7) Scotland bravehearts flounder
Oh bonny Scotland didn’t come to their own party against the Czechs. When the moment came, even Andy Robertson played it safe by sidefooting rather than blasting with his sabre-rattler of a left foot. As a trailer for the England match, it wasn’t a good look: a goal from the halfway line, several missed opportunities and a soft header conceded just before half-time. And a goalkeeper that excelled but still brought back memories of Alan Rough haplessness as he fell into the net. This was Scotland in all its glorious failure at major tournaments. In 1998, the last time they graced us with their presence they almost drew with Brazil. In 2021, it looks like they have stumbled into somebody’s house party. Leaving might be awkward.

 

8) Spain’s death by possession
It may not be tika taka but Spain’s performance against Sweden in Seville was a grossly ridiculous waste of statistics. Danny Murphy confidently predicted that the Scandinavians wouldn’t be able to hold out with the hosts hogging 80 per cent of the ball. No doubt, he forgot that Liverpool once lost 2-0 to Burnley with…. ahem… 80 per cent of the ball. Spain enjoyed a final figure of 85% possession and 917 passes – the highest figures in a European Championship match since time began – or 1980 to be precise. Do you want to see death by possession and Alvaro Morata doing that missed chance thing he perfected at Chelsea? Be my guest. Luis Enrique needs a tailor. And some socks.

 

9) Harry Kane: a man apart?
Amid the calm reaction surrounding England’s decent start to the tournament, one man stood out: Harry Kane. He wasn’t quite there. In fact, he looked like he had picked up from the tired limbs he shunted around the pitch against Croatia three years before. He only has two goals in his last 11 England starts. Maybe it’s nothing. He’s got a lot on his mind: Eriksen, Tottenham’s manager chase and potentially fresh fields. There is no crisis here. Let’s call it one small step for the long road ahead.
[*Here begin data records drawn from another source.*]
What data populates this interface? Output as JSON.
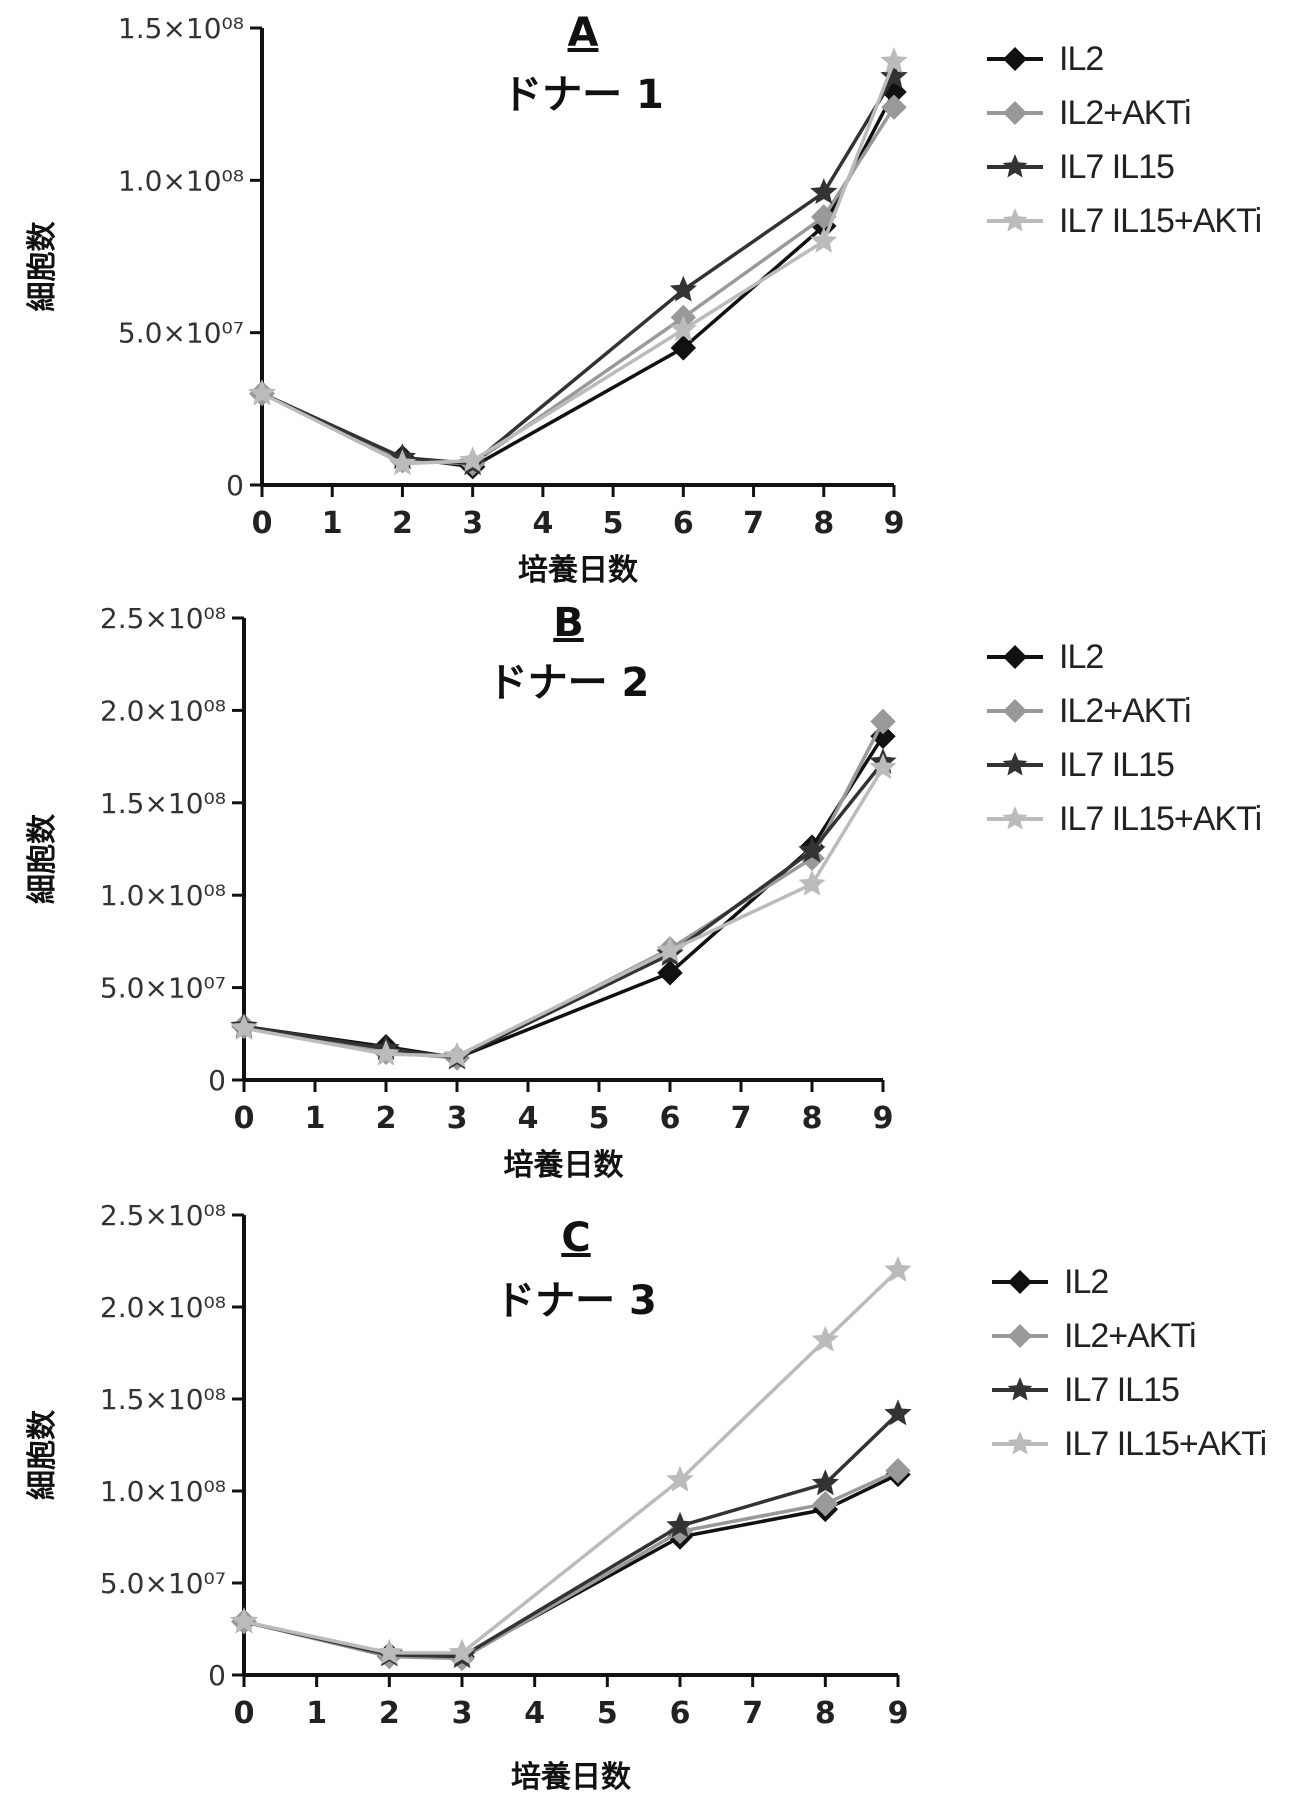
{
  "chart_data": [
    {
      "type": "line",
      "panel": "A",
      "title": "ドナー 1",
      "xlabel": "培養日数",
      "ylabel": "細胞数",
      "x": [
        0,
        2,
        3,
        6,
        8,
        9
      ],
      "xticks": [
        "0",
        "1",
        "2",
        "3",
        "4",
        "5",
        "6",
        "7",
        "8",
        "9"
      ],
      "ylim": [
        0,
        150000000
      ],
      "yticks": [
        {
          "value": 0,
          "label": "0"
        },
        {
          "value": 50000000,
          "label": "5.0×10⁰⁷"
        },
        {
          "value": 100000000,
          "label": "1.0×10⁰⁸"
        },
        {
          "value": 150000000,
          "label": "1.5×10⁰⁸"
        }
      ],
      "series": [
        {
          "name": "IL2",
          "color": "#111111",
          "marker": "diamond",
          "values": [
            30000000,
            9000000,
            6000000,
            45000000,
            85000000,
            129000000
          ]
        },
        {
          "name": "IL2+AKTi",
          "color": "#999999",
          "marker": "diamond",
          "values": [
            30000000,
            8000000,
            7000000,
            55000000,
            88000000,
            124000000
          ]
        },
        {
          "name": "IL7 IL15",
          "color": "#333333",
          "marker": "star",
          "values": [
            30000000,
            9000000,
            7000000,
            64000000,
            96000000,
            134000000
          ]
        },
        {
          "name": "IL7 IL15+AKTi",
          "color": "#bbbbbb",
          "marker": "star",
          "values": [
            30000000,
            7000000,
            8000000,
            51000000,
            80000000,
            139000000
          ]
        }
      ]
    },
    {
      "type": "line",
      "panel": "B",
      "title": "ドナー 2",
      "xlabel": "培養日数",
      "ylabel": "細胞数",
      "x": [
        0,
        2,
        3,
        6,
        8,
        9
      ],
      "xticks": [
        "0",
        "1",
        "2",
        "3",
        "4",
        "5",
        "6",
        "7",
        "8",
        "9"
      ],
      "ylim": [
        0,
        250000000
      ],
      "yticks": [
        {
          "value": 0,
          "label": "0"
        },
        {
          "value": 50000000,
          "label": "5.0×10⁰⁷"
        },
        {
          "value": 100000000,
          "label": "1.0×10⁰⁸"
        },
        {
          "value": 150000000,
          "label": "1.5×10⁰⁸"
        },
        {
          "value": 200000000,
          "label": "2.0×10⁰⁸"
        },
        {
          "value": 250000000,
          "label": "2.5×10⁰⁸"
        }
      ],
      "series": [
        {
          "name": "IL2",
          "color": "#111111",
          "marker": "diamond",
          "values": [
            29000000,
            18000000,
            12000000,
            58000000,
            126000000,
            186000000
          ]
        },
        {
          "name": "IL2+AKTi",
          "color": "#999999",
          "marker": "diamond",
          "values": [
            29000000,
            15000000,
            12000000,
            71000000,
            120000000,
            194000000
          ]
        },
        {
          "name": "IL7 IL15",
          "color": "#333333",
          "marker": "star",
          "values": [
            29000000,
            17000000,
            12000000,
            68000000,
            124000000,
            172000000
          ]
        },
        {
          "name": "IL7 IL15+AKTi",
          "color": "#bbbbbb",
          "marker": "star",
          "values": [
            28000000,
            14000000,
            13000000,
            70000000,
            106000000,
            169000000
          ]
        }
      ]
    },
    {
      "type": "line",
      "panel": "C",
      "title": "ドナー 3",
      "xlabel": "培養日数",
      "ylabel": "細胞数",
      "x": [
        0,
        2,
        3,
        6,
        8,
        9
      ],
      "xticks": [
        "0",
        "1",
        "2",
        "3",
        "4",
        "5",
        "6",
        "7",
        "8",
        "9"
      ],
      "ylim": [
        0,
        250000000
      ],
      "yticks": [
        {
          "value": 0,
          "label": "0"
        },
        {
          "value": 50000000,
          "label": "5.0×10⁰⁷"
        },
        {
          "value": 100000000,
          "label": "1.0×10⁰⁸"
        },
        {
          "value": 150000000,
          "label": "1.5×10⁰⁸"
        },
        {
          "value": 200000000,
          "label": "2.0×10⁰⁸"
        },
        {
          "value": 250000000,
          "label": "2.5×10⁰⁸"
        }
      ],
      "series": [
        {
          "name": "IL2",
          "color": "#111111",
          "marker": "diamond",
          "values": [
            29000000,
            11000000,
            10000000,
            75000000,
            90000000,
            109000000
          ]
        },
        {
          "name": "IL2+AKTi",
          "color": "#999999",
          "marker": "diamond",
          "values": [
            29000000,
            10000000,
            9000000,
            78000000,
            93000000,
            111000000
          ]
        },
        {
          "name": "IL7 IL15",
          "color": "#333333",
          "marker": "star",
          "values": [
            29000000,
            11000000,
            10000000,
            81000000,
            104000000,
            142000000
          ]
        },
        {
          "name": "IL7 IL15+AKTi",
          "color": "#bbbbbb",
          "marker": "star",
          "values": [
            29000000,
            12000000,
            12000000,
            106000000,
            182000000,
            220000000
          ]
        }
      ]
    }
  ]
}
Best to peak at the right time.

 

10) Cristiano does not like product placement
Surrounded by an array of sponsors and carefully placed bottles of the wrong sort, Cristiano decided to take ultimate action. A supreme being of athleticism cannot just sit there and let the kids down. Anti-obesity campaigners congratulated him with carefully prepared statements about cynical marketing. He removed the offending fizzy drinks as if they were silver and bronze medallists at the Ballon d’Or. Behind him, of course.